We left Augusta in the morning, spent a couple hours wandering Portland and arrived in Boston around 3:00. Dawn was here a year ago to see a client and I was here about 25 years ago, but we’ve never been together. This is the first city on our bell tour where we’ll stay more than one night.
With that in mind, we set out to explore the city knowing we can visit the bell any time this weekend, since it’s outside on the steps of a public building. We already had to adjust the trip slightly, as some bells were inside government buildings that were closed on weekends and Veterans Day this past Wednesday.
We made our way walking from our hotel in the Back Bay area to a little Italian place in the North End that Dawn visited last year.
We followed the walking directions on Dawn’s phone through the hotel district, through the ritzy-titzy shopping district and diagonally across Boston Common.
At the top of the hill I could see the gold Capitol dome and recognized it from my research as the home of the bell. We could see the bell (circled above) atop the front steps of the original part of the building. The gates were locked, so we would not be able to run right up the steps and take our photos, but I was not worried. We found a side entrance, passed through metal detectors and looked for the door that led to the front steps. Unable to find a door that would not set off an alarm, we returned to the park rangers at the security entrance. We asked to see the bell and they told us that area was permanently closed to the public and clarified the bell was a replica and not the original.

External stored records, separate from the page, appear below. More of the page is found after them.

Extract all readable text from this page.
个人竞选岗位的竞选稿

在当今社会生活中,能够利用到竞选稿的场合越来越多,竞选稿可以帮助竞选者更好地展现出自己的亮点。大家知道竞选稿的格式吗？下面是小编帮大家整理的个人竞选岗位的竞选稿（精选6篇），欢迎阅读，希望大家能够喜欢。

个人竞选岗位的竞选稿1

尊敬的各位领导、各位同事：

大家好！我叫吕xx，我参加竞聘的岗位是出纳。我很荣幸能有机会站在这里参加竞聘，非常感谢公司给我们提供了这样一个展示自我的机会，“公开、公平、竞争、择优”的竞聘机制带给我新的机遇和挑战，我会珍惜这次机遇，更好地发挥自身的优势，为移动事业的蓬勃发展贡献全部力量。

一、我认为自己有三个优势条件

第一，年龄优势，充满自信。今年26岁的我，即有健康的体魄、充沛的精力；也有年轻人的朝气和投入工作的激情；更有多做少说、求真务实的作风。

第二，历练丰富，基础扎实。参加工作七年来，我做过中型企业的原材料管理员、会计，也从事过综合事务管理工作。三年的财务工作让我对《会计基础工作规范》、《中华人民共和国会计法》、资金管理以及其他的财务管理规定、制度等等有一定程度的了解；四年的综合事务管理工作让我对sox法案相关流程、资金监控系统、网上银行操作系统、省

We explained that we had already seen five of seven bells on our journey and that this was to be number six – and we’ve come all the way from Colorado.
At that point, I could see their interest pique and thought we might have a chance. They talked amongst themselves and decided that a very nice ranger named Russ would give us a private tour.

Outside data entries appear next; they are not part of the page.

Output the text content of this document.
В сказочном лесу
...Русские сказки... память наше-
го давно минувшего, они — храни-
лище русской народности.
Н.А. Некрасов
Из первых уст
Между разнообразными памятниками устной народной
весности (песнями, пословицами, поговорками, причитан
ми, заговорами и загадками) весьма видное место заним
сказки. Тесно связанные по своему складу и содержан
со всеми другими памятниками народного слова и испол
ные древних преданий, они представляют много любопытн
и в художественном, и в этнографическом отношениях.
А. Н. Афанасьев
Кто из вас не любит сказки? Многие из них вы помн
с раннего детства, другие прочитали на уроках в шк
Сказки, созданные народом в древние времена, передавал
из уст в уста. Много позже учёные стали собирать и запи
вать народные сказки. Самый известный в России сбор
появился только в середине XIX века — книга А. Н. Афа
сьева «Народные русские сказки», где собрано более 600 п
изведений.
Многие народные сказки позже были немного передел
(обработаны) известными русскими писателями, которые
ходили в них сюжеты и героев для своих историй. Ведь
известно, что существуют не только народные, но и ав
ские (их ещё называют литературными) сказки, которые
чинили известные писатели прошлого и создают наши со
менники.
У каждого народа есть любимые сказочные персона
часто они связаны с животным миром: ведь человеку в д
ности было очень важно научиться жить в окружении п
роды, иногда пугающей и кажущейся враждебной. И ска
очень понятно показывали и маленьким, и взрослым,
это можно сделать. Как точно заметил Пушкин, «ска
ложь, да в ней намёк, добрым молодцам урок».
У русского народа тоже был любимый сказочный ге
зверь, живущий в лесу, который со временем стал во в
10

Russ told us this bell was still able to be rung, but they had nothing to ring it with. As we walked outside, through a locked gate and up the front steps, Russ pointed out the much more popular JFK statue and explained that it too was off limits to the public until popular demand prompted them to make it accessible at certain times.
The bell is in great shape and looks like it’s been outside for most of its life. This is one of the few bells that does not have a crack painted on it and I have to say I prefer the replicas sans-crack.
The bell itself is behind a locked gate, presumable to prevent unauthorized ringing. Jerry in Allentown told us of folks he met who bragged of ringing the bell in Dover. It really has never crossed my mind to try to ring a Liberty Bell replica. Without me even asking, Russ unlocked the gate and I was in.
Our visit was quick and Dawn forgot to repeat her new pose, but we were excited nonetheless.
As we continued on to dinner, we realized just how fortunate we were. Had we arrived at the State House less than an hour later, it would have been closed. Had we tried to see the bell Saturday or Sunday, as was our plan – we would have been out of luck. Fortune was smiling upon us indeed.
We made it to The Daily Catch in the North End before 5:00, which was also really fortunate – as just an hour later there would be a line halfway down the block to get in. The Google profile of this restaurant generously describes it as snug and informal. We were seated right away at two of the approximately 25 chairs available.
Dawn sat about three feet from the open flames of the open kitchen while I sat across from her about two feet from the front door. Dinner was amazing and we had a great first day in Beantown.